Electricity prices in Hungary 2023
In 2023, the average wholesale day-ahead electricity price in Hungary was 39.1 Ft /kWh (▼61% vs 2022). Below is the month-by-month breakdown plus a chart of how prices moved through the year.
Monthly breakdown — 2023
| Month | HUF/MWh | HUF/kWh | MW |
|---|---|---|---|
| January 2023 | 54,265 Ft | 54.3 Ft | 5,016 |
| February 2023 | 53,356 Ft | 53.4 Ft | 5,187 |
| March 2023 | 41,361 Ft | 41.4 Ft | 4,719 |
| April 2023 | 38,951 Ft | 39.0 Ft | 4,385 |
| May 2023 | 32,164 Ft | 32.2 Ft | 4,045 |
| June 2023 | 35,268 Ft | 35.3 Ft | 4,076 |
| July 2023 | 34,645 Ft | 34.6 Ft | 4,348 |
| August 2023 | 36,649 Ft | 36.6 Ft | 4,374 |
| September 2023 | 37,879 Ft | 37.9 Ft | 4,415 |
| October 2023 | 38,247 Ft | 38.2 Ft | 4,466 |
| November 2023 | 36,199 Ft | 36.2 Ft | 5,044 |
| December 2023 | 29,832 Ft | 29.8 Ft | 5,233 |
Hungary's electricity sector leans heavily on the four-reactor Paks nuclear plant, which delivers around 47% of generation — among the highest nuclear shares in the EU. The Paks-2 expansion with two new VVER-1200 reactors, contracted with Rosatom in 2014, has been repeatedly delayed by sanctions and financing obstacles; first concrete is now targeted for 2025. MAVIR, the national TSO, operates the HU bidding zone and runs the HUPX day-ahead market.

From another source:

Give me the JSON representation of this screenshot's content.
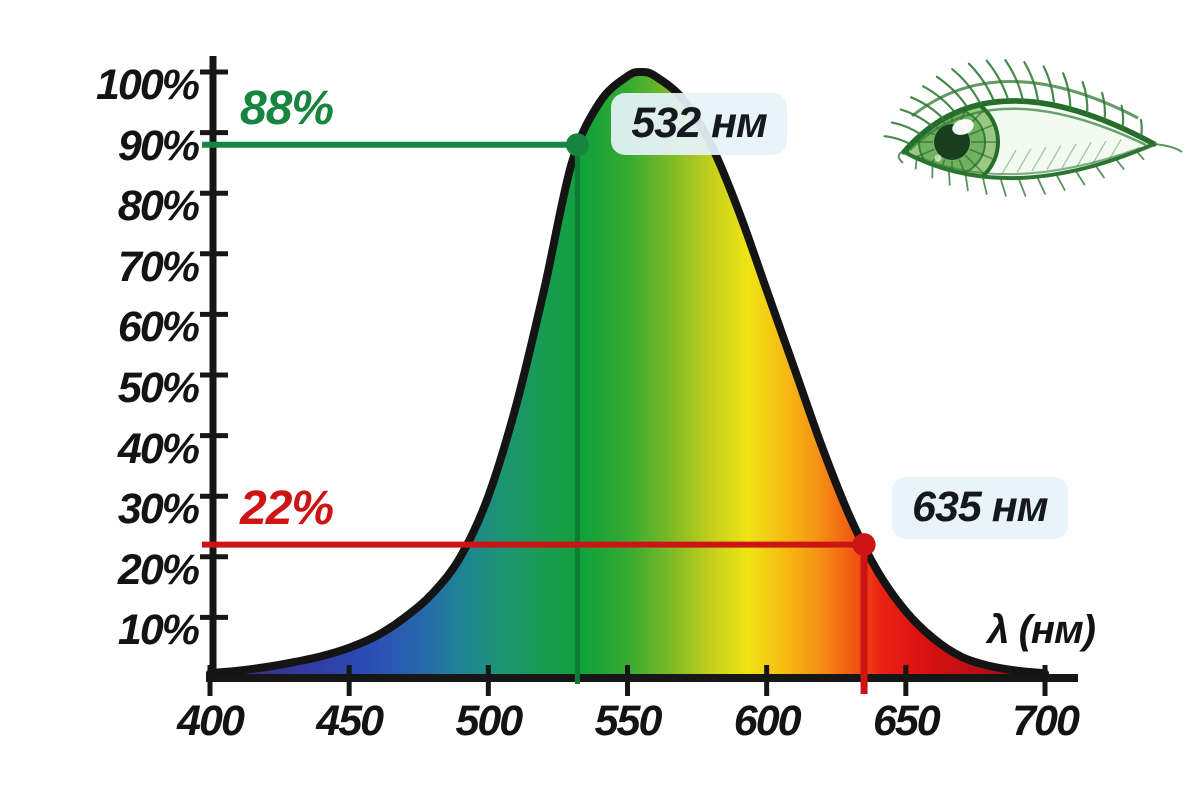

Solar capacity exploded from under 1 GW in 2020 to over 6 GW by 2025, accounting for ~25% of summer midday generation; the country's flat plains and cheap rural land made deployment exceptionally fast. Wind has been administratively frozen since 2016.
Hungary remains a large net importer, especially in winter, drawing on Slovak nuclear and Austrian hydro via the Continental European synchronous grid.